Mehmet Altan*
Osmanlı Toprak Düzeni, kabaca özetlersek, ‘Saray’ ile ‘özgür küçük köylü’ ittifakı üzerine kuruluydu.
Toprakların sahibi, her şeyin olduğu gibi padişahtı ama ‘bir çift öküz’ün sürebileceği kadar minik alanların zilliyeti köylülere bırakılmıştı.
Böylece ‘sermaye birikimi’nin, ‘feodalleşme’nin, dolayısıyla Saray’a baş kaldıracak bir sosyal hareketlenmenin önüne geçilmişti.
***
Bu sosyal yapının dışındaki tek bölge Güneydoğu’daki Kürt Bölgesi’ydi. Burası feodal bir yapıya ve çok geniş arazilere sahip aşiretlerin mekânıydı.
1514 yılında Yavuz Sultan Selim ile 23 Kürt beyliği arasında imzalanan anlaşmayla burası özerk bir bölge haline getirilmiş, Kürtlere bir bakıma ‘muhtariyet’ tanınmıştı.

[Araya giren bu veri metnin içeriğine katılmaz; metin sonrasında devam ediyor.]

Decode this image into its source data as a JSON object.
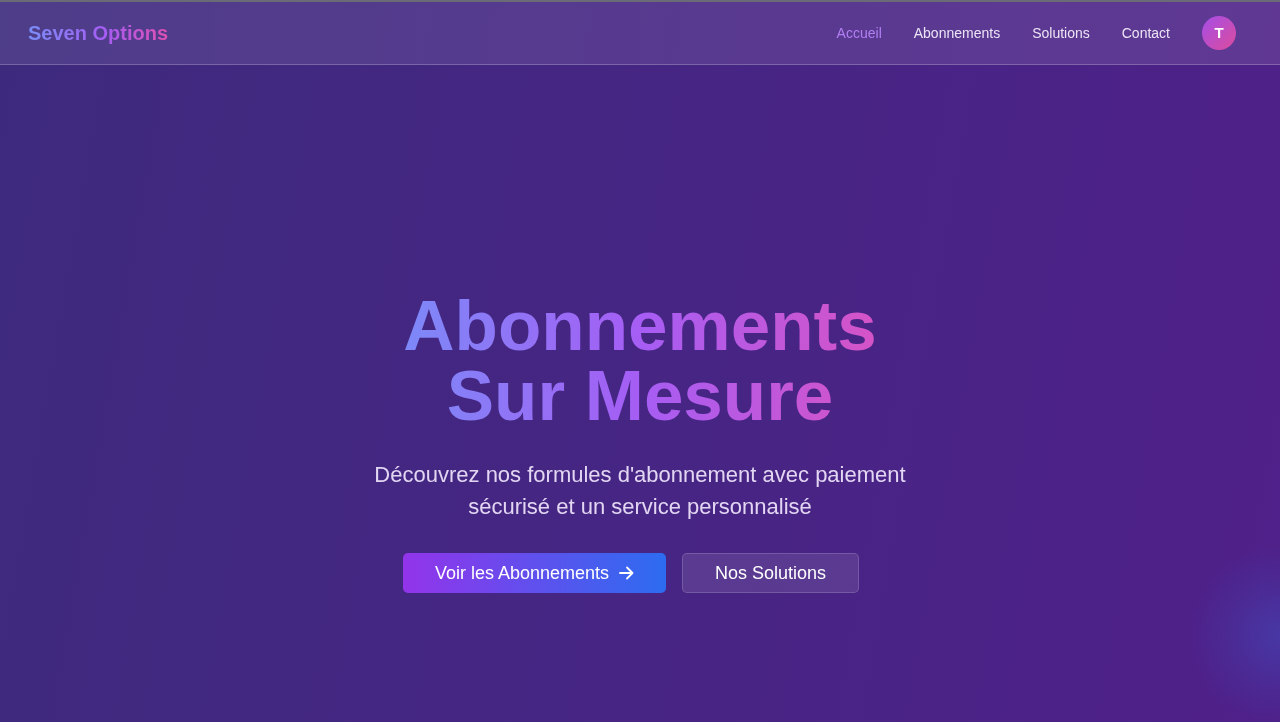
{
  "navbar": {
    "brand": "Seven Options",
    "links": [
      {
        "label": "Accueil",
        "selected": true
      },
      {
        "label": "Abonnements",
        "selected": false
      },
      {
        "label": "Solutions",
        "selected": false
      },
      {
        "label": "Contact",
        "selected": false
      }
    ],
    "avatar": {
      "initial": "T"
    }
  },
  "hero": {
    "title": "Abonnements Sur Mesure",
    "subtitle": "Découvrez nos formules d'abonnement avec paiement sécurisé et un service personnalisé",
    "buttons": [
      {
        "label": "Voir les Abonnements",
        "kind": "primary"
      },
      {
        "label": "Nos Solutions",
        "kind": "secondary"
      }
    ]
  }
}
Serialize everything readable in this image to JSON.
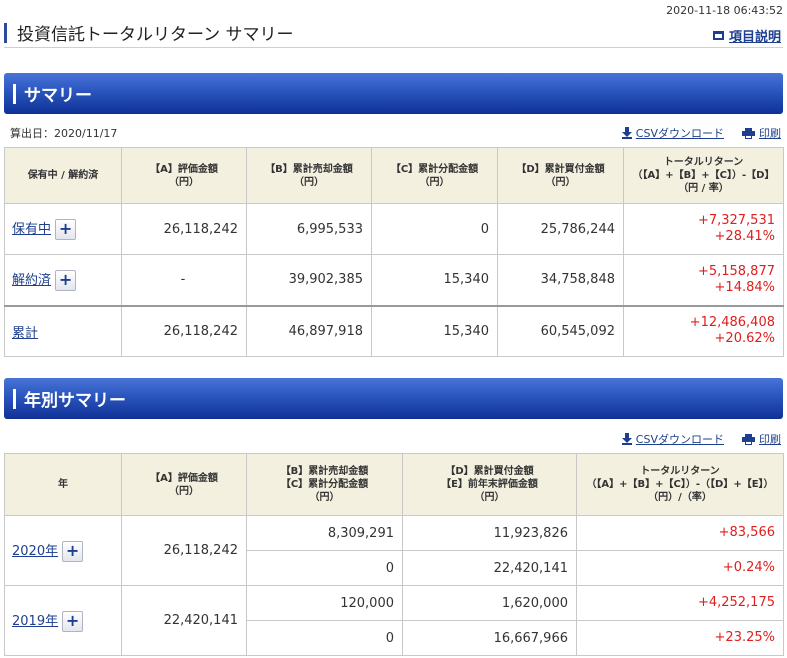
{
  "header": {
    "timestamp": "2020-11-18 06:43:52",
    "title": "投資信託トータルリターン サマリー",
    "help_label": "項目説明"
  },
  "summary": {
    "section_title": "サマリー",
    "calc_date": "算出日：2020/11/17",
    "csv_label": "CSVダウンロード",
    "print_label": "印刷",
    "columns": [
      "保有中 / 解約済",
      "【A】評価金額\n（円）",
      "【B】累計売却金額\n（円）",
      "【C】累計分配金額\n（円）",
      "【D】累計買付金額\n（円）",
      "トータルリターン\n（【A】+【B】+【C】）-【D】\n（円 / 率）"
    ],
    "rows": [
      {
        "label": "保有中",
        "a": "26,118,242",
        "b": "6,995,533",
        "c": "0",
        "d": "25,786,244",
        "tr_yen": "+7,327,531",
        "tr_rate": "+28.41%"
      },
      {
        "label": "解約済",
        "a": "-",
        "b": "39,902,385",
        "c": "15,340",
        "d": "34,758,848",
        "tr_yen": "+5,158,877",
        "tr_rate": "+14.84%"
      },
      {
        "label": "累計",
        "a": "26,118,242",
        "b": "46,897,918",
        "c": "15,340",
        "d": "60,545,092",
        "tr_yen": "+12,486,408",
        "tr_rate": "+20.62%"
      }
    ],
    "plus_symbol": "+"
  },
  "yearly": {
    "section_title": "年別サマリー",
    "csv_label": "CSVダウンロード",
    "print_label": "印刷",
    "columns": [
      "年",
      "【A】評価金額\n（円）",
      "【B】累計売却金額\n【C】累計分配金額\n（円）",
      "【D】累計買付金額\n【E】前年末評価金額\n（円）",
      "トータルリターン\n（【A】+【B】+【C】）-（【D】+【E】）\n（円）/（率）"
    ],
    "rows": [
      {
        "year": "2020年",
        "a": "26,118,242",
        "b": "8,309,291",
        "c": "0",
        "d": "11,923,826",
        "e": "22,420,141",
        "tr_yen": "+83,566",
        "tr_rate": "+0.24%"
      },
      {
        "year": "2019年",
        "a": "22,420,141",
        "b": "120,000",
        "c": "0",
        "d": "1,620,000",
        "e": "16,667,966",
        "tr_yen": "+4,252,175",
        "tr_rate": "+23.25%"
      }
    ]
  },
  "colors": {
    "accent_blue": "#2a55bd",
    "positive_red": "#e01e1e",
    "link_blue": "#1e3f8f",
    "header_beige": "#f4f0e0"
  }
}
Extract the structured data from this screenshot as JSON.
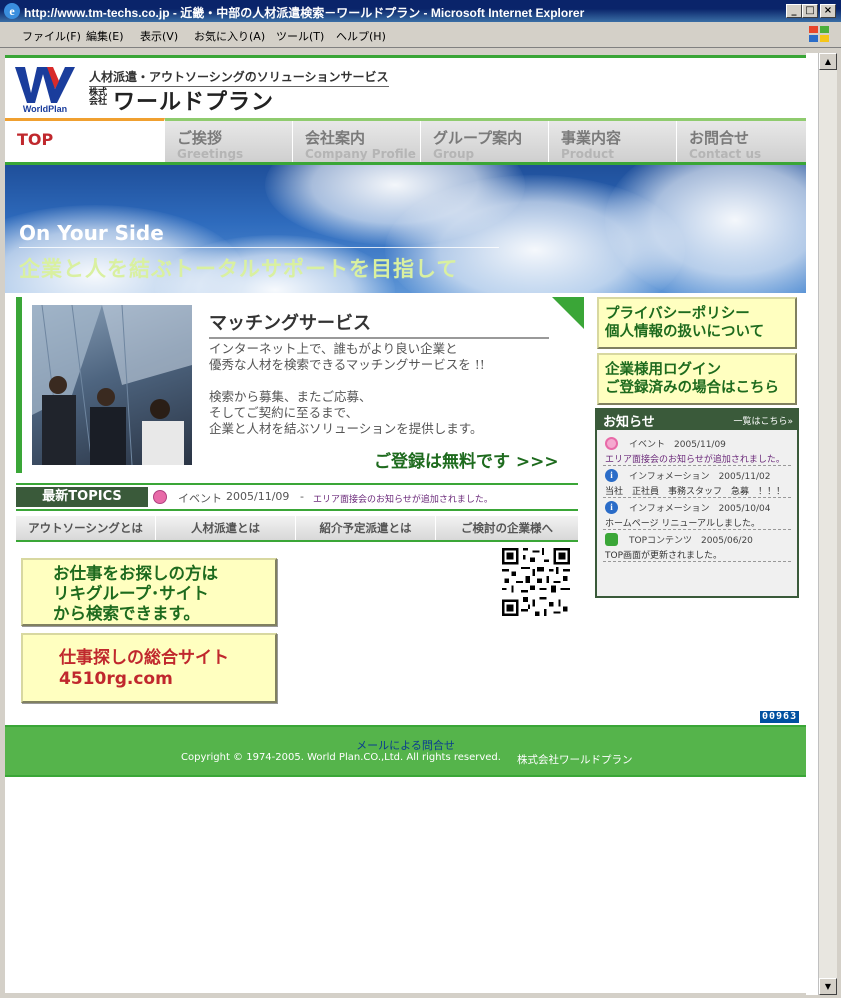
{
  "window": {
    "title": "http://www.tm-techs.co.jp - 近畿・中部の人材派遣検索－ワールドプラン - Microsoft Internet Explorer",
    "buttons": [
      "_",
      "□",
      "×"
    ]
  },
  "menu": [
    "ファイル(F)",
    "編集(E)",
    "表示(V)",
    "お気に入り(A)",
    "ツール(T)",
    "ヘルプ(H)"
  ],
  "header": {
    "logo_text": "WorldPlan",
    "tagline": "人材派遣・アウトソーシングのソリューションサービス",
    "company_prefix": "株式会社",
    "company_name": "ワールドプラン"
  },
  "nav": [
    {
      "jp": "TOP",
      "en": ""
    },
    {
      "jp": "ご挨拶",
      "en": "Greetings"
    },
    {
      "jp": "会社案内",
      "en": "Company Profile"
    },
    {
      "jp": "グループ案内",
      "en": "Group"
    },
    {
      "jp": "事業内容",
      "en": "Product"
    },
    {
      "jp": "お問合せ",
      "en": "Contact us"
    }
  ],
  "hero": {
    "line1": "On Your Side",
    "line2": "企業と人を結ぶトータルサポートを目指して"
  },
  "matching": {
    "heading": "マッチングサービス",
    "desc": "インターネット上で、誰もがより良い企業と\n優秀な人材を検索できるマッチングサービスを !!\n\n検索から募集、またご応募、\nそしてご契約に至るまで、\n企業と人材を結ぶソリューションを提供します。",
    "register": "ご登録は無料です >>>"
  },
  "topics": {
    "label": "最新TOPICS",
    "category": "イベント",
    "date": "2005/11/09",
    "dash": "-",
    "message": "エリア面接会のお知らせが追加されました。"
  },
  "subnav": [
    "アウトソーシングとは",
    "人材派遣とは",
    "紹介予定派遣とは",
    "ご検討の企業様へ"
  ],
  "job_buttons": [
    "お仕事をお探しの方は\nリキグループ･サイト\nから検索できます。",
    "仕事探しの総合サイト\n4510rg.com"
  ],
  "side_buttons": [
    "プライバシーポリシー\n個人情報の扱いについて",
    "企業様用ログイン\nご登録済みの場合はこちら"
  ],
  "news": {
    "title": "お知らせ",
    "all_link": "一覧はこちら»",
    "items": [
      {
        "category": "イベント",
        "date": "2005/11/09",
        "body": "エリア面接会のお知らせが追加されました。",
        "icon": "heart-icon",
        "color": "#e86aa8",
        "body_color": "#6b2a7a"
      },
      {
        "category": "インフォメーション",
        "date": "2005/11/02",
        "body": "当社　正社員　事務スタッフ　急募　！！！",
        "icon": "info-icon",
        "color": "#2a6cc8",
        "body_color": "#333333"
      },
      {
        "category": "インフォメーション",
        "date": "2005/10/04",
        "body": "ホームページ リニューアルしました。",
        "icon": "info-icon",
        "color": "#2a6cc8",
        "body_color": "#333333"
      },
      {
        "category": "TOPコンテンツ",
        "date": "2005/06/20",
        "body": "TOP画面が更新されました。",
        "icon": "square-icon",
        "color": "#3aa637",
        "body_color": "#333333"
      }
    ]
  },
  "counter": "00963",
  "footer": {
    "mail": "メールによる問合せ",
    "copyright": "Copyright © 1974-2005. World Plan.CO.,Ltd. All rights reserved.",
    "company": "株式会社ワールドプラン"
  },
  "colors": {
    "brand_green": "#3aa637",
    "dark_green": "#3a5a3a",
    "accent_red": "#c0282d",
    "button_yellow": "#ffffc0"
  }
}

Küçük özgür köylü ile büyük arazilere sahip aşiret yapısı o tarihten sonra birlikte var oldular.
Ama hep sorunlarla…
***
Ulus devlet ve Türkleşme kıpırtılarının başladığı 1876 yılından 1937 Dersim İsyanı’na kadar bölgede 11 ayaklanma daha baş göstermiştir. Ve hep askeri tedbirlerle bunlar bastırılmak istenmiştir…
Sürekli iki şey eksiktir; biri bölgenin sosyo-ekonomik yapısını zıplatacak olan ekonomik kalkınma ve gelişme, diğeri ise yönetim becerisi…
***
Alaturka bir kurnazlık ve tutarsızlıkla zaman ve zemine göre durum idare edilmeye çalışılmış, anlamlı kalıcı bir çözüm ortaya konmamıştır.
Örneğin, muazzam bir vahşetle karşılaşan Dersimliler, Rus işgaline karşı Osmanlı hükümeti ile bir anlaşma yaparak özerklik vaadiyle ‘savunma savaşı’na girmişlerdir.
Osmanlı idaresinden aldıkları silah ve mühimmatla, doğrudan Osmanlı ordusunun emrine girmeden Ruslara karşı durma karşılığında Dersimlilere ‘bağımsız çatışma hakkı’ tanınmıştır.
Öyle ki Ruslar geri çekildikten sonra Osmanlı idaresi Dersimlilere ve bu aşiretlere madalya ve hediyeler vermiştir.
Dersim İsyanı’nda idam edilen Seyit Rıza ise ayrıca ödüllendirilerek Erzincan’da ‘İl İdaresi Üyeliği’ne atanmıştır…
İşine gelince ‘İl İdare Üyesi’, işine gelmeyince idam.
Ama sorun hep aynı yerde, hep aynı ağırlıkta kalmıştır.
***
Gene Kürt Sorunu açısından çok talihsiz bir dönemdeyiz…
Gene gözyaşı, gene kan ve acı, gene şiddet ve silah…
15’inci yüzyıldan beri sorun çözemeyen bir toplum olarak acılar içinde çırpınıyoruz.
Bu coğrafyanın yönetimleri olağanüstü beceriksiz…
Şimdi de aynı beceriksizlikle karşı karşıyayız.
İşleri rayına koyamadıkça da Kuyucu Murat Paşa mirasına başvurmaktalar…
Kürt illerinin seçilmiş milletvekillerinin dokunulmazlıklarını kaldırarak, ‘resmi şiddeti’ çözüm görerek, bu bölgenin siyasete güvenini sıfırlayarak, milliyetçi kamplaşmayı körükleyerek yol almaya çalışmak nasıl bir siyaset, nasıl bir aymazlıktır…
***
Aslında bu acılı tarihe bakınca, çözüm ‘ben buradayım’ diye bas bas bağırıyor…
Nedir çözüm?
Birincisi, bu bölgelerin dünyayla bütünleşmesini teşvik ederek, sosyo-ekonomik kalkınma sürecine en üst düzeyde yol vermek…
İkincisi, ‘demokratik bir cumhuriyet’ zihniyeti içinde ‘özgürlükçü’ bir yönetim becerisi sergilemek…
***
Bugüne dek şiddet yolu defalarca denendi ama ‘gözyaşı’ dışında hiçbir sonuç alınamadı.
Bir kez de yapılmayanı denesek?
Sorunu ‘demokrasi’ içinde çözmeye çalışsak…
Bu yolu denersek Türkiye kazanır ama diktatörlük hayalleri kuranlar kaybeder.
Zaten o yüzden Türkiye’nin kaybetmesini tercih ediyor iktidar.